Eurozone inflation dipped as expected last month, falling further from the European Central Bank's target and providing yet another reason for the bank to slow down in removing stimulus. Inflation in the 19 countries sharing the euro slowed to 1.4 percent from 1.6 percent a month earlier, Eurostat said on Friday, another soft reading for an economy suffering its biggest slowdown since its debt crisis.
Although a moderation in energy price growth accounted for the bulk of the drop, underlying inflation, a key indicator for the ECB, also remained weak, ticking up only a touch and defying the bank's expectation for a more substantial rise.
Still, a pick-up in core inflation or prices excluding food and energy to 1.2 percent from 1.1 percent may be somewhat comforting for the ECB, as services costs are finally rising, suggesting that higher wages may be feeding through to consumer prices.
But the biggest worry for the ECB may now be the health of the bloc's economy, not monthly inflation readings.
The euro zone is barely growing this quarter and the ECB has already warned that risks are skewed to the downside, suggesting that more negative news may be in the pipeline.
Indeed, manufacturing in Germany, the bloc's biggest economy, contracted for the first time in more than four years in January, data showed on Friday, and the Bundesbank warned that its growth forecast may need to be slashed.

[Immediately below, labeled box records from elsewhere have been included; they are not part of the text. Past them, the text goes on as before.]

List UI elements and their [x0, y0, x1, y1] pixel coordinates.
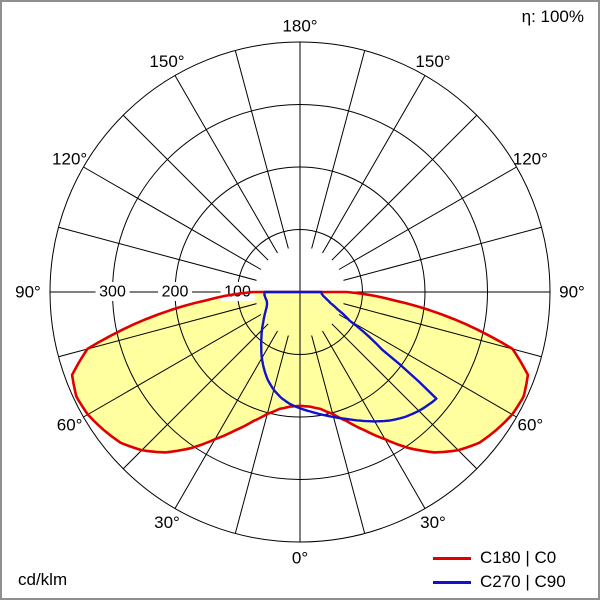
- grid-spoke: [58, 226, 257, 281]
- radial-label-bg: [158, 282, 192, 301]
- efficiency-label: η: 100%: [521, 7, 584, 26]
- series-curve-c270-c90: [260, 290, 438, 423]
- legend-item-c180-c0: C180 | C0: [433, 548, 586, 568]
- grid-spoke: [331, 323, 478, 470]
- radial-tick-label: 200: [162, 284, 189, 301]
- legend-label-c180-c0: C180 | C0: [480, 548, 557, 567]
- angle-tick-label: 0°: [292, 549, 308, 568]
- grid-spoke: [174, 75, 278, 254]
- grid-spoke: [343, 226, 542, 281]
- angle-tick-label: 30°: [420, 513, 446, 532]
- grid-spoke: [83, 166, 262, 270]
- legend-label-c270-c90: C270 | C90: [480, 572, 566, 591]
- grid-spoke: [122, 323, 269, 470]
- grid-spoke: [83, 314, 262, 418]
- legend: C180 | C0 C270 | C90: [433, 548, 586, 592]
- grid-spoke: [234, 50, 289, 249]
- radial-tick-label: 100: [224, 284, 251, 301]
- legend-line-red: [433, 556, 471, 560]
- angle-tick-label: 30°: [154, 513, 180, 532]
- grid-spoke: [311, 50, 366, 249]
- radial-label-bg: [95, 282, 130, 301]
- grid-spoke: [234, 335, 289, 534]
- angle-tick-label: 150°: [415, 52, 450, 71]
- grid-spoke: [331, 114, 478, 261]
- radial-tick-label: 300: [99, 284, 126, 301]
- angle-tick-label: 90°: [15, 283, 41, 302]
- grid-spoke: [174, 330, 278, 509]
- series-curve-c180-c0: [70, 290, 530, 454]
- angle-tick-label: 120°: [513, 150, 548, 169]
- grid-spoke: [338, 166, 517, 270]
- grid-spoke: [322, 330, 426, 509]
- grid-spoke: [338, 314, 517, 418]
- angle-tick-label: 120°: [52, 150, 87, 169]
- legend-item-c270-c90: C270 | C90: [433, 572, 586, 592]
- unit-label: cd/klm: [18, 570, 68, 589]
- angle-tick-label: 180°: [282, 17, 317, 36]
- grid-spoke: [311, 335, 366, 534]
- angle-tick-label: 60°: [518, 416, 544, 435]
- angle-tick-label: 90°: [559, 283, 585, 302]
- grid-spoke: [122, 114, 269, 261]
- grid-spoke: [322, 75, 426, 254]
- angle-tick-label: 60°: [57, 416, 83, 435]
- legend-line-blue: [433, 580, 471, 584]
- angle-tick-label: 150°: [149, 52, 184, 71]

All the bad news suggests that the ECB's next move could be to provide further stimulus, having ended its unprecedented 2.6 trillion euro ($3 trillion) bond purchase scheme, known as quantitative easing, only weeks ago. While the bond purchases are unlikely to be restarted, the ECB is expected to provide banks with more cheap loans to keep credit flowing to the real economy, even during the downturn.